3 Tips to Ensure Video Quality on Your Network

As we discussed in last week’s blog, video is slowly encroaching upon both home and enterprise networks. In a recent Cisco report, all forms of video will be approximately 90% of the global consumer Internet traffic in 2015. We predict that more than 50% of enterprise network traffic will be video by 2015.

Video data types are unpredictable; require a lot of bandwidth; are sensitive to latency, jitter, and packet loss; and demand the highest QoS delivery. As video becomes more pervasive on your enterprise network you’ll need the right tools and approach to manage this demanding data type. Here are our top tips for preparing for video and monitoring video usage and quality.

Determine Overall Video Usage
One of the first things you need to account for is how much video is already being used on your network. The best way to determine this is by using packet-based network analysis systems capable of analyzing networks for all types of traffic simultaneously. With such a system, you will easily be able to see the throughput associated with data versus that associated with video (and audio for that matter) and to determine if the ratio is what you were expecting.

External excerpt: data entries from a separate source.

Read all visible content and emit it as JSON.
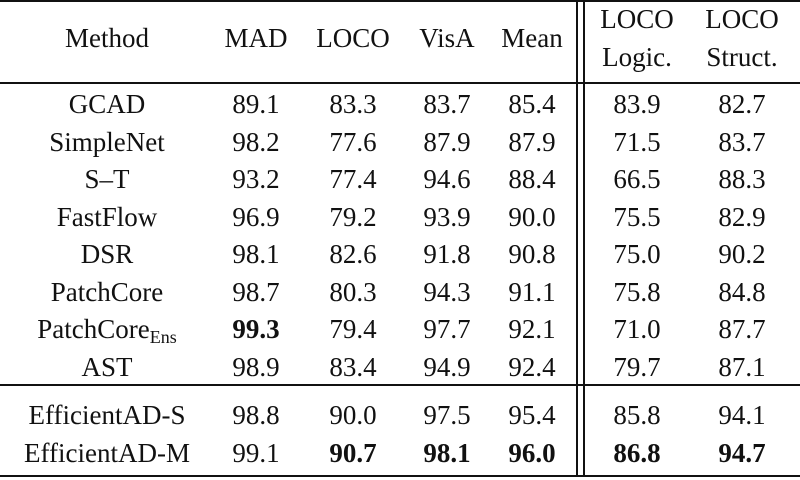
{
  "table": {
    "headers": [
      [
        "Method"
      ],
      [
        "MAD"
      ],
      [
        "LOCO"
      ],
      [
        "VisA"
      ],
      [
        "Mean"
      ],
      [
        "LOCO",
        "Logic."
      ],
      [
        "LOCO",
        "Struct."
      ]
    ],
    "groups": [
      [
        {
          "method": "GCAD",
          "values": [
            "89.1",
            "83.3",
            "83.7",
            "85.4",
            "83.9",
            "82.7"
          ],
          "bold": []
        },
        {
          "method": "SimpleNet",
          "values": [
            "98.2",
            "77.6",
            "87.9",
            "87.9",
            "71.5",
            "83.7"
          ],
          "bold": []
        },
        {
          "method": "S–T",
          "values": [
            "93.2",
            "77.4",
            "94.6",
            "88.4",
            "66.5",
            "88.3"
          ],
          "bold": []
        },
        {
          "method": "FastFlow",
          "values": [
            "96.9",
            "79.2",
            "93.9",
            "90.0",
            "75.5",
            "82.9"
          ],
          "bold": []
        },
        {
          "method": "DSR",
          "values": [
            "98.1",
            "82.6",
            "91.8",
            "90.8",
            "75.0",
            "90.2"
          ],
          "bold": []
        },
        {
          "method": "PatchCore",
          "values": [
            "98.7",
            "80.3",
            "94.3",
            "91.1",
            "75.8",
            "84.8"
          ],
          "bold": []
        },
        {
          "method": "PatchCore",
          "method_sub": "Ens",
          "values": [
            "99.3",
            "79.4",
            "97.7",
            "92.1",
            "71.0",
            "87.7"
          ],
          "bold": [
            0
          ]
        },
        {
          "method": "AST",
          "values": [
            "98.9",
            "83.4",
            "94.9",
            "92.4",
            "79.7",
            "87.1"
          ],
          "bold": []
        }
      ],
      [
        {
          "method": "EfficientAD-S",
          "values": [
            "98.8",
            "90.0",
            "97.5",
            "95.4",
            "85.8",
            "94.1"
          ],
          "bold": []
        },
        {
          "method": "EfficientAD-M",
          "values": [
            "99.1",
            "90.7",
            "98.1",
            "96.0",
            "86.8",
            "94.7"
          ],
          "bold": [
            1,
            2,
            3,
            4,
            5
          ]
        }
      ]
    ]
  }
}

Armed with that data, you want to go one level deeper and review the packet loss, media quality, and number of video sessions/VoIP calls to determine 1) if video may be underperforming on your network or 2) how much video is affecting the performance of other mission critical applications.

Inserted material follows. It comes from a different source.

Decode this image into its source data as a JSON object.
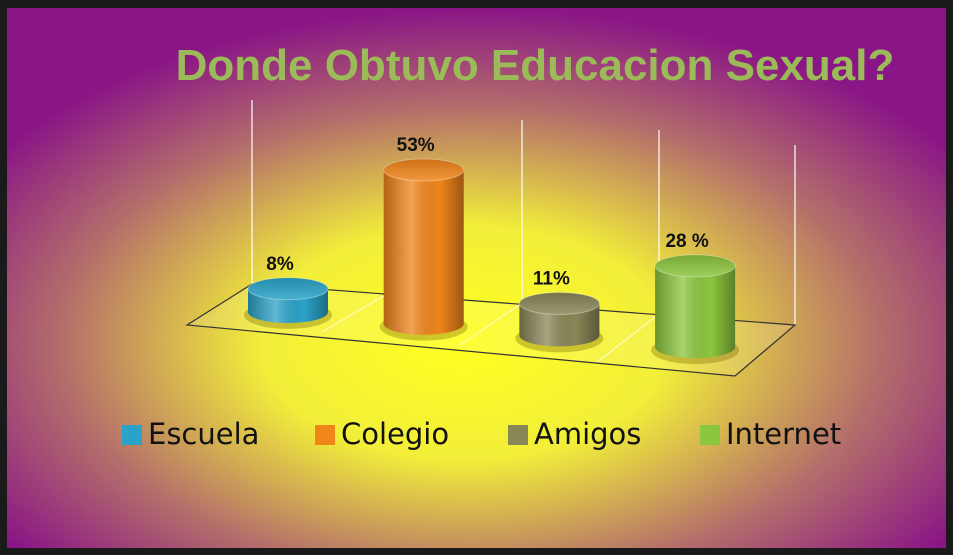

Identify Unauthorized Video Traffic
Whether someone outside your company is pilfering your Wi-Fi to access YouTube or someone inside your company is spending too much time watching the World Cup, these three approaches can help you determine who is inappropriately using video and bogging down your network.

First approach: Look at your top nodes and protocols and see what they’re doing. If you have nodes that are exceeding your typical baselines check these first by simply expanding the node to see which protocols are in use. (We’ve covered baselining before! For a refresher, check out Tim McCreery’s Getting Network Baseline Right article (PDF) or Jim Thor’s Baseline Product Tips and Tricks.) RTP? You have a possible culprit. HTTP? Don’t stop there. You have all the packets so dig in bit deeper to see where the user is going. YouTube? It’s probably not work related.

Second approach: Check your overall network utilization and zoom in on spikes in traffic, which are often indications of video downloads. Zooming in on a spike will identify not only the user, but also from the protocols in use and the servers they are communicating with. You might find that someone is simply using the telepresence program you’ve installed.

Third Approach: Create filters and alarms. If you build custom filters for RTP (Real Time Protocol) and Dynamic RTP you can easily see the activity happening on your network that relates strictly to video and voice. You can also create address filters, like for YouTube, to determine if users are abusing certain sites and if this having a negative effect on your network.

Monitor High-Level Video Delivery
It may be that it’s quality, and not abuse, that’s of importance to you, especially when telepresence is being used. The best way to analyze for success is to look into each individual media stream, breaking it down into its primary audio and video components, and glance at your metrics. This approach allows you to determine the quality of service on each segment of video from picture to sound quality. You can continue to dive deeper into the packet by packet IP conversation, identifying exactly where problems such as quality of service is not being applied to certain packets or jitter exceeds typical guidelines for video. With this information, you have everything you need to find and fix any problems.

Designing your network to meet the influx of video on your network, as well as instilling a proper monitoring system for this sensitive data, will ensure that your network continues to stay stable and colleagues continue to stay happy while watching their favorite YouTube video or using Skype for conference calls.